I ran my general impressions past Mr. Zacharius via email – but these are my own impressions, the major highlights that stuck with me from his talk. He had a lot more to say – if you also got to hear Mr. Zacharius’s remarks, please feel free to weigh in with comments and observations of your own.
*despite massive consolidation in distribution and the slow demise of the hard cover, he is optimistic about the future. In an era of industry contraction, Kensington is growing.
*ebooks are a growing income stream for Kensington. Sales are doubling every four to five months and they expect ebook sales to be up to 10% of the total business within a year’s time.
*Amazon is Kensington’s top online account for the moment, but B & N and Sony are both growing rapidly, and Apple sales are sure to explode as well. The sleeping giant is Google, when they come out with their ebook program.

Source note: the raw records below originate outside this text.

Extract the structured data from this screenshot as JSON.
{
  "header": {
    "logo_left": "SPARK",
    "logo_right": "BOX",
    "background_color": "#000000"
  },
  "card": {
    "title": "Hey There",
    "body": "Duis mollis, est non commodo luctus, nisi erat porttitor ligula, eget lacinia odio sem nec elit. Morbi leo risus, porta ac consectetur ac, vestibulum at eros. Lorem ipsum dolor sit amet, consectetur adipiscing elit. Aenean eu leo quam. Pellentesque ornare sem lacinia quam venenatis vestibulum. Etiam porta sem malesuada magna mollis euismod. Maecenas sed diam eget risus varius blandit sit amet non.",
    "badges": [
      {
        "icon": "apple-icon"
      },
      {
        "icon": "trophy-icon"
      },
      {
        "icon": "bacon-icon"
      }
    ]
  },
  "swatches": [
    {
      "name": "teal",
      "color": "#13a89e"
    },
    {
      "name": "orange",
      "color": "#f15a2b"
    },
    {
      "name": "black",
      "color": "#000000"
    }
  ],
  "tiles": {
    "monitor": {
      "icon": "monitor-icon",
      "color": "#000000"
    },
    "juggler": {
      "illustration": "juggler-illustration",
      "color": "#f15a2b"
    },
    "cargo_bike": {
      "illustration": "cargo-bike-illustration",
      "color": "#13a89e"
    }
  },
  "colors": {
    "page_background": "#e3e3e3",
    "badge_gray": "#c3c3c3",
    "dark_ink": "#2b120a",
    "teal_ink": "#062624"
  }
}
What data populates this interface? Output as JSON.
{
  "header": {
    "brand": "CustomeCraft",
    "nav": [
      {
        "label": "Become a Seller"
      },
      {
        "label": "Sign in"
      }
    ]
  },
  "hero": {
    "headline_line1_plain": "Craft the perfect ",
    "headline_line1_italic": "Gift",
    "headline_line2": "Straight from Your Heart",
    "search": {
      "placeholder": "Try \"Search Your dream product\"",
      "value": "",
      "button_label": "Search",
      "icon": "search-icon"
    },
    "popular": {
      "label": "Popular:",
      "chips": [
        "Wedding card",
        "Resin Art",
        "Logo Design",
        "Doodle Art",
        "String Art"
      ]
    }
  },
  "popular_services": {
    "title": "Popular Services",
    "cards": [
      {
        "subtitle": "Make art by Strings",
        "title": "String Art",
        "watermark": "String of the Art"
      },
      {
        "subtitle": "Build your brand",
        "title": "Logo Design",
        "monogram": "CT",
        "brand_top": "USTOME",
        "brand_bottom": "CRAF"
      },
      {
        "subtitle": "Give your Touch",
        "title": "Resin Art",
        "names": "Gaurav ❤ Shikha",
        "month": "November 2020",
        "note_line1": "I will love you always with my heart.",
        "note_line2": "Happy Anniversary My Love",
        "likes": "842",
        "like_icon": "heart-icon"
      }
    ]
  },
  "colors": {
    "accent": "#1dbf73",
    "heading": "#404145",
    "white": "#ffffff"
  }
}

*publishers have a role in the ebook world because distribution and marketing is the name of the game, both online and in the brick-and-mortar world – special deals between publishers and all etailers lead to online ads, promotions, targeted special deals, etc. It is very difficult for a solo author to generate enough online attention to build sales. The problem with authors publishing books on their own is that they can’t generate enough interest from the big etailers to be able to promote the book. When there are thousands and thousands of ebooks available, it’s hard to find a single title without the promotion efforts that a publisher can offer.
*Mr. Zacharius doesn’t much understand the agency model kerfuffles with Amazon that erupted recently. In his view, a seller can cut prices as much as they want, because it doesn’t affect the original discount negotiated with a publisher. They can charge whatever they want if they think it will move the books – and this goes as much for Amazon as for Walmart.
I asked Mr. Zacharius to expand on this point via email, and this was his response: “With the wholesale model, the publisher sets a digital list price (DLP) and the retailer can discount it to whatever it likes, but the publisher’s receipts are based on that original price. With the agency model, the DLP is fixed, now at a lower price than the wholesale model, but the publisher gets a higher percentage of the receipts to make up for the lower price point. Depending on the price of the book, the publisher will make more on the mass market and trade books but less on the hardcovers. I do not have a problem with the wholesale model at this time and want to continue to let the market continue to mature before we commit entirely to one model over another. Right now, I’m fairly comfortable with letting retailers set the price of the product. We are however working with Apple using the agency model.”
*Advice for writers – online promotion is key. Twitter, FB, website, content. Most important thing you can do: build an email list and share it with your publisher (Kensington uses these lists for email blasts etc). A good email list is the foundation of an author’s platform.
Mr. Zacharius, thank you very much for your keynote! Lots to think about here.